Le pape fait penser à une multinationale qui aurait laissé cramer une récolte en décrétant que l'eau ne serait pas la solution à l'incendie. Et qui, grand prince, une fois la terre brûlée, viendrait distribuer un petit sac de provisions à chaque habitant affamé en espérant être béatifié.
"Vous n'attendez tout de même pas que le pape dise qu'on doit mettre un préservatif !" Cette phrase, entendue mille fois pour justifier le conservatisme le plus inhumain, vient sans surprise de Christine Boutin, qui pratique une vision tout à fait charitable de la politique du logement.
Comme tous les catholiques conservateurs, Christine Boutin ne change pas. Elle aime ce pape parce qu'il ne change pas non plus. Quel dommage tout de même que cette passion pour la constance figée ne se contente pas d'admirer des statues... Le Vatican serait peut-être moins pétrifié.
Le monde bouge trop vite à son goût ? Qu'il se rassure. A force de mener croisade contre le féminisme et l'égalité, l'humanisme ne va pas si vite. La discrimination des femmes et des homosexuels se maintient à un score tout à fait honorable. Ils continuent d'être envoyés en prison, pendus ou lapidés. Parfois, c'est vrai, l'humanisme vient à bout du fatalisme. Au Danemark, les couples de même sexe vont pouvoir adopter. En France, Nadine Morano, ministre de la famille, propose d'aménager le statut du "beau-parent" pour toutes les familles, qu'elles soient recomposées ou homoparentales. Christine Boutin s'en inquiète. Vous ne vous attendiez tout de même à ce qu'elle applaudisse ! Une statue, c'est fragile. Un mouvement et elles se mettent à craquer.
Que les statues se rassurent. Il faudra encore quelques années avant que les couples de même sexe n'aient pas seulement les mêmes devoirs mais aussi les mêmes droits que les autres. Même si, reconnaissons-le, à force d'être en mouvement, la droite française a bien évolué sur ce sujet. Surtout quand on a en tête les cris d'orfraie qu'elle poussait lors du débat sur le pacs.

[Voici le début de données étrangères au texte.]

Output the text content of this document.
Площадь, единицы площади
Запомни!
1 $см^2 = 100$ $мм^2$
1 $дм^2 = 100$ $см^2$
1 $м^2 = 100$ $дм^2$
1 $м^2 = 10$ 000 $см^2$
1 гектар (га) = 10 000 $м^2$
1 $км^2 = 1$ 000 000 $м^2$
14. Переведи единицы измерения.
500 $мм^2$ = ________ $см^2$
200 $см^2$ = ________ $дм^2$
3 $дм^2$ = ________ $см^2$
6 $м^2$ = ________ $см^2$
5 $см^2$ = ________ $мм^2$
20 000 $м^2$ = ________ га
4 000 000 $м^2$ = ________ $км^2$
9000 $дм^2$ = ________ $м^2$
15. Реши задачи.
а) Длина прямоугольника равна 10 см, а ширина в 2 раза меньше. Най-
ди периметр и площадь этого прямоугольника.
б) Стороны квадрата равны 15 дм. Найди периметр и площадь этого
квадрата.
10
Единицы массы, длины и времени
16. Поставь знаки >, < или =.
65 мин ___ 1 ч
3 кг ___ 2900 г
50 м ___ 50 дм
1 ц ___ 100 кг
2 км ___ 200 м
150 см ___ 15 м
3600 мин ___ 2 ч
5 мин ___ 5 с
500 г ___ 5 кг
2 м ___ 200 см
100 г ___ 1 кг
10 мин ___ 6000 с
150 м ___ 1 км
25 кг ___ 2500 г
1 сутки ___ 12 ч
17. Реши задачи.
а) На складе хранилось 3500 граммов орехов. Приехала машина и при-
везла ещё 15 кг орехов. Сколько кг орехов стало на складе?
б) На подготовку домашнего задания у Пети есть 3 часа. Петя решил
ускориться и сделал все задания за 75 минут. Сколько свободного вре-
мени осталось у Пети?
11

Dix ans plus tard, même la droite catholique est horrifiée par l'intolérance du pape. Preuve qu'on peut aimer les statues sans ressentir le besoin d'en poser une sur le trône de Pierre. Leur vigilance rassure. Allons au-delà. Rêvons d'un pape qui puisse un jour faire autre chose que donner des leçons de morale irresponsables et inhumaines. Pourquoi pas ?
Pourquoi le pape ne pourrait-il pas prôner le droit à l'amour, une sexualité déculpabilisée, donc épanouie et protectrice ? Pourquoi pas ne pas rêver à des religions renouant avec leur part d'humanisme au lieu de nous asséner leur part d'ombre dominatrice ? Pourquoi ne pas souhaiter des imams luttant contre le terrorisme avec des fleurs, des rabbins portant secours aux enfants de Gaza et d'un pape distribuant des préservatifs en Afrique.
La planète aurait-elle vraiment perdu ses repères ? Le monde serait-il englouti comme Sodome et Gomorrhe ? Ou est-ce maintenant, à force de voir des religieux jouer les statuettes de malheur, que le monde sombre.